Saturday, June 5, 2010

Prince of Persia: The Sands of Time: The Movie, or An Object Lesson In Why Hollywood Can't Make A Decent Video Game Adaptation

Above: The hands on hips pose makes Jake Gyllenhaal look like less like a fearsome 'Persian warrior and more like he's waiting impatiently for bar service at a leather club. Who does a boy have to blow to get a vodka and Red Bull in this place?

Over last weekend, when I was visiting my family and girlfriend in St. Louis, we all went out to see Prince of Persia: The Sands of Time. My sister was the main person who was interested in seeing it, but I was kind of curious myself, seeing as this is probably the highest-profile and most expensive video game to movie adaptation to date, having been midwifed by blockbuster merchant du jour Jerry Bruckheimer in a thinly veiled attempt to replicate the success of the Pirates of the Caribbean movies. Plus, I've played the 2003 Xbox/PS2 game, which I enjoyed and is widely regarded as a minor classic to boot, so I had a pretty good point of comparison against which to judge it.

I'm not going to waste a lot of time reviewing the movie itself - it sucked, but if you saw the ads, you probably guessed that already. I would like to point out that while I admire Jake Gyllenhaal's ability to Bowflex himself into the $10 million dollar abs you see on display above, he's really not right for this type of part. Gyllenhaal works best when he can break out that look of slight naive confusion that he employed to such good effect in Donnie Darko and most-underrated-movie-evar Zodiac. He can't really conjure the mocking insouciance that his character in Prince of Persia is clearly intended to have. Come to think of it, most of the under-40 A-list male crowd in Hollywood these days is lacking in the smart-ass factor - that was always the weakest part of Tobey Maguire's performance as Spider-Man as well.

Anyhow, the point I want to raise is that adapting a video game into a crowd-pleasing blockbuster shouldn't be nearly as hard as the dismal results of the many attempts to do so would seem to indicate. As I see it, this is a classic Hollywood problem: lack of respect for the source material. Check out this trailer for the original Sands of Time game:

 

You can basically summarize what the game's like from it: you play as a prince who performs amazing acrobatic feats and can rewind time with a dagger powered by magical sand. He spends a lot of time swordfighting with monsters possessed by the same magical sand that powers his dagger. This is kind of a stupid plot, but the plot isn't really the point. The cool stuff you can do in the game is the point, and the plot is a means to that end.

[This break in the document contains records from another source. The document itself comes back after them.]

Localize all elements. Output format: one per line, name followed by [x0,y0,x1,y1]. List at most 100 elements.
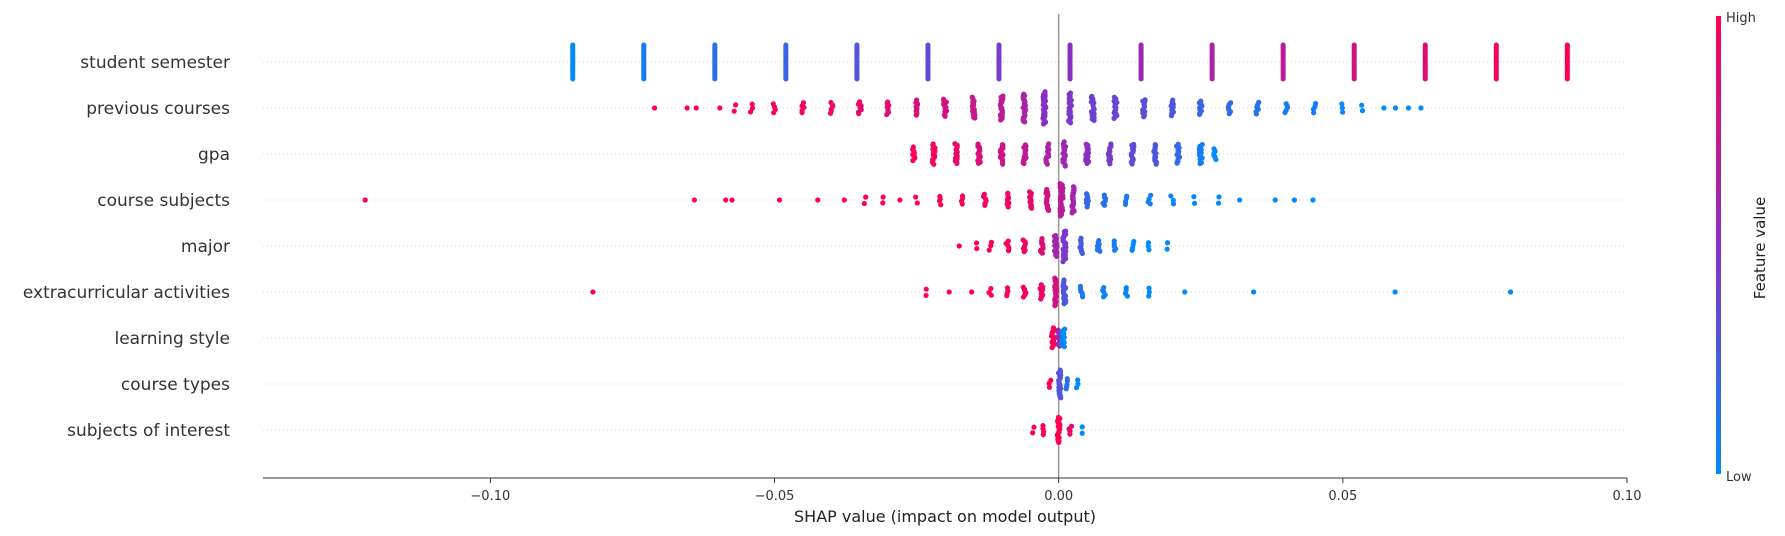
data-point [362,197,368,203]
data-point [956,243,962,249]
data-point [590,289,596,295]
data-point [1164,240,1171,246]
data-point [1067,120,1074,126]
data-point [1310,197,1316,203]
data-point [1153,161,1159,167]
colorbar-gradient [1716,16,1721,474]
data-point [1311,110,1317,116]
data-point [1141,114,1147,120]
data-point [1197,111,1203,117]
data-point [1359,102,1365,108]
data-point [988,285,994,292]
data-point [723,197,729,203]
data-point [1191,200,1198,206]
data-point [1111,247,1118,253]
data-point [1100,294,1107,300]
data-point [1101,202,1108,208]
data-point [923,286,929,292]
data-point [938,202,944,208]
data-point [1146,285,1152,291]
data-point [1045,207,1052,214]
feature-label: major [181,237,230,257]
data-point [1005,204,1011,210]
data-point [1067,431,1073,437]
data-point [691,197,697,203]
data-point [729,197,735,203]
data-point [1052,303,1058,309]
feature-label: course subjects [97,191,230,211]
data-point [1340,109,1346,115]
data-point [1062,163,1068,169]
data-point [1381,105,1387,111]
data-point [1057,213,1064,219]
data-point [1038,296,1044,302]
data-point [651,105,658,111]
data-point [1073,385,1080,391]
feature-label: extracurricular activities [23,283,230,303]
data-point [1063,386,1069,392]
feature-label: learning style [114,329,230,349]
data-point [799,110,805,116]
data-point [1168,113,1175,119]
data-point [1182,289,1188,295]
data-point [1124,293,1130,299]
data-point [975,160,982,166]
data-point [1084,204,1090,210]
x-axis-label: SHAP value (impact on model output) [794,507,1096,526]
x-tick-label: −0.10 [470,489,510,504]
data-point [884,111,890,118]
x-tick-label: 0.00 [1044,489,1073,504]
x-axis-ticks: −0.10 −0.05 0.00 0.05 0.10 [470,478,1641,504]
data-point [1060,259,1066,265]
feature-label: previous courses [86,99,230,119]
data-point [1031,424,1037,430]
data-point [861,200,867,207]
x-tick-label: 0.10 [1613,489,1642,504]
data-point [1079,430,1085,436]
feature-labels: student semester previous courses gpa cours… [23,53,230,441]
data-point [988,243,994,249]
data-point [969,289,975,295]
data-point [1044,161,1050,167]
data-point [1079,294,1086,300]
colorbar: High Low Feature value [1716,11,1769,485]
feature-label: subjects of interest [67,421,230,441]
data-point [880,200,886,206]
data-point [1146,293,1152,299]
data-point [1191,194,1197,200]
data-point [1000,161,1006,167]
data-point [1021,160,1027,167]
data-point [1251,289,1257,295]
data-point [972,115,978,121]
data-point [856,111,862,117]
colorbar-low-label: Low [1726,470,1752,485]
data-point [684,105,690,111]
data-point [913,194,919,200]
data-point [897,197,903,203]
data-point [1084,160,1090,166]
data-point [1170,201,1177,207]
data-point [1174,160,1180,166]
data-point [974,245,980,252]
data-point [986,247,992,253]
data-point [1054,253,1060,260]
data-point [1237,197,1243,203]
data-point [1097,248,1103,254]
colorbar-high-label: High [1726,11,1756,26]
data-point [1004,293,1010,299]
x-tick-label: −0.05 [755,489,795,504]
data-point [914,200,920,206]
colorbar-title: Feature value [1751,197,1769,299]
data-point [954,160,960,166]
data-point [1129,247,1135,253]
data-point [1272,197,1278,203]
data-point [1168,193,1174,199]
data-point [1359,108,1366,114]
data-point [998,117,1004,123]
data-point [1147,201,1153,207]
data-point [946,289,952,295]
data-point [1056,439,1062,446]
data-point [1061,301,1067,307]
data-point [1507,289,1514,295]
data-point [913,112,919,118]
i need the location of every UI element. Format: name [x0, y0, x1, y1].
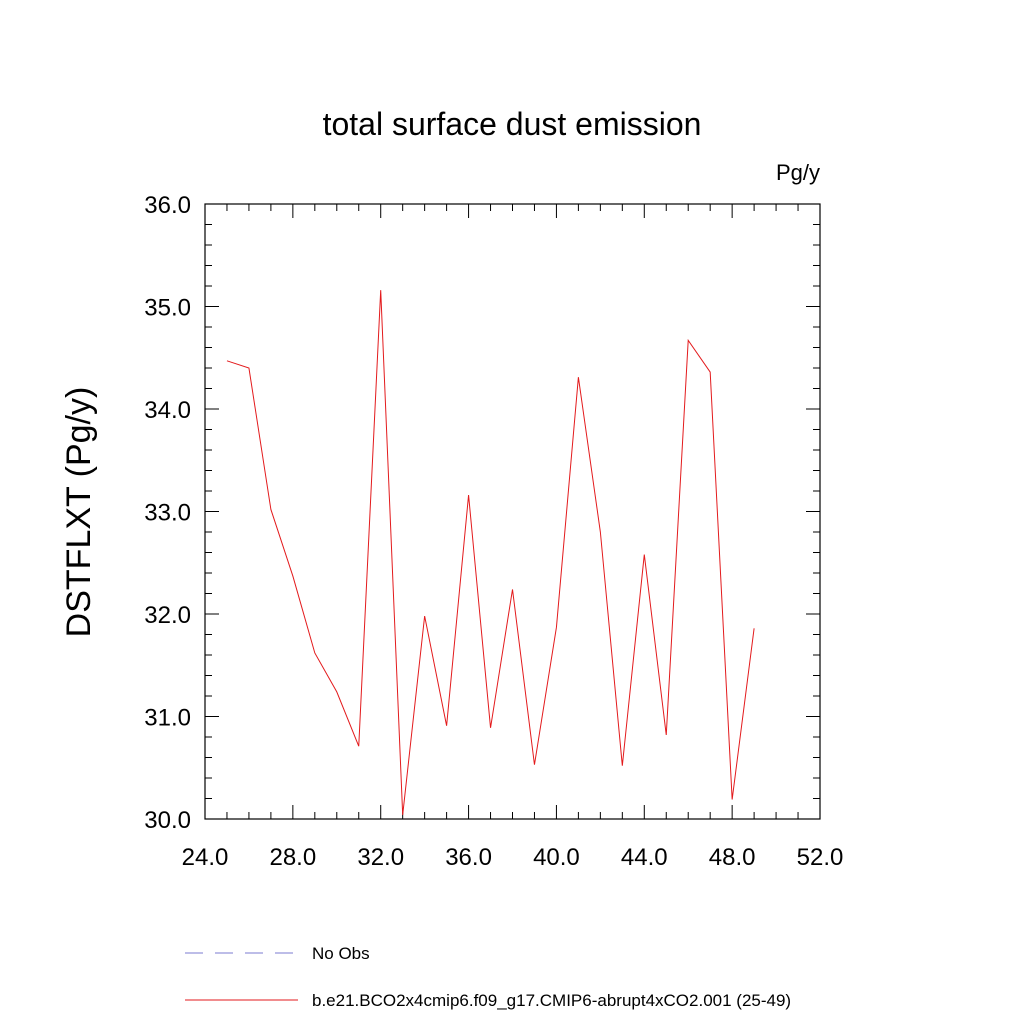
y-tick-label: 32.0: [144, 602, 191, 629]
plot-frame: [204, 203, 821, 820]
x-tick-label: 52.0: [797, 844, 844, 871]
axis-ticks: [204, 203, 821, 820]
units-label: Pg/y: [776, 160, 820, 185]
y-tick-labels: 30.0 31.0 32.0 33.0 34.0 35.0 36.0: [144, 192, 191, 834]
legend-label-0: No Obs: [312, 944, 370, 963]
x-tick-label: 48.0: [709, 844, 756, 871]
chart-title: total surface dust emission: [323, 106, 702, 142]
x-tick-label: 40.0: [533, 844, 580, 871]
legend-label-1: b.e21.BCO2x4cmip6.f09_g17.CMIP6-abrupt4x…: [312, 991, 791, 1010]
x-tick-label: 28.0: [269, 844, 316, 871]
x-tick-labels: 24.0 28.0 32.0 36.0 40.0 44.0 48.0 52.0: [182, 844, 844, 871]
y-tick-label: 30.0: [144, 807, 191, 834]
x-tick-label: 36.0: [445, 844, 492, 871]
y-tick-label: 33.0: [144, 500, 191, 527]
data-lines: [226, 290, 755, 815]
y-axis-label: DSTFLXT (Pg/y): [60, 387, 98, 638]
y-tick-label: 36.0: [144, 192, 191, 219]
x-tick-label: 24.0: [182, 844, 229, 871]
series-line-1: [226, 290, 755, 815]
y-tick-label: 35.0: [144, 295, 191, 322]
x-tick-label: 44.0: [621, 844, 668, 871]
legend: No Obs b.e21.BCO2x4cmip6.f09_g17.CMIP6-ab…: [185, 944, 791, 1010]
y-tick-label: 31.0: [144, 705, 191, 732]
x-tick-label: 32.0: [357, 844, 404, 871]
y-tick-label: 34.0: [144, 397, 191, 424]
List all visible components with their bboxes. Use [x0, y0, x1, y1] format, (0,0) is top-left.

The Prince of Persia movie, by contrast (I'd embed the trailer below for comparison, if it weren't for the fact that the trailer is pretty misleading about the actual content of the movie) does away with the idea of possessed monsters, barely has any time rewinding at all, and stages the action scenes mostly in spatially confusing medium-close shots stitched together with quick-cut editing. Most of the movie is divided between watching Jake Gyllenhaal and Gemma Arterton walking through the desert and engaging in limply-written bickering, and listening to various characters spout boring expository dialogue about court intrigue and the rules for protecting the dagger. To add insult to injury, whereas the game was renowned for its lighthearted storybook aesthetic, the tone of the movie veers erratically between goofiness and self-seriousness. 

Prince of Persia would have been a much better movie if it had been built around the same stuff that went into the game instead of all the superfluous crap thrown in as a desperate attempt to have a story to focus on. Summer blockbusters get a lot of crap for being overly reliant on action set pieces, but I think that criticism speaks more to mediocrity of action set pieces these days rather than the basic template. Put it this way: Raiders of the Lost Ark is just a bunch of set pieces with the barest minimum of exposition connecting them, and everybody in the world loves that movie. Prince of Persia was obviously never gonna come close to that, but why not try? Why not hire some parkour experts to try and top the foot chase sequences in Casino Royale or District B-13? Why not keep the sand monsters idea and turn the swordfights into a PG-13 friendly version of the battles in 300? Who decided that this movie needed to be a slow-witted homage to Romancing the Stone? Making a video-game based blockbuster movie doesn't entail re-inventing the wheel, but it ought to entail a careful consideration of how to keep whatever made the game appealing in the first place in the film.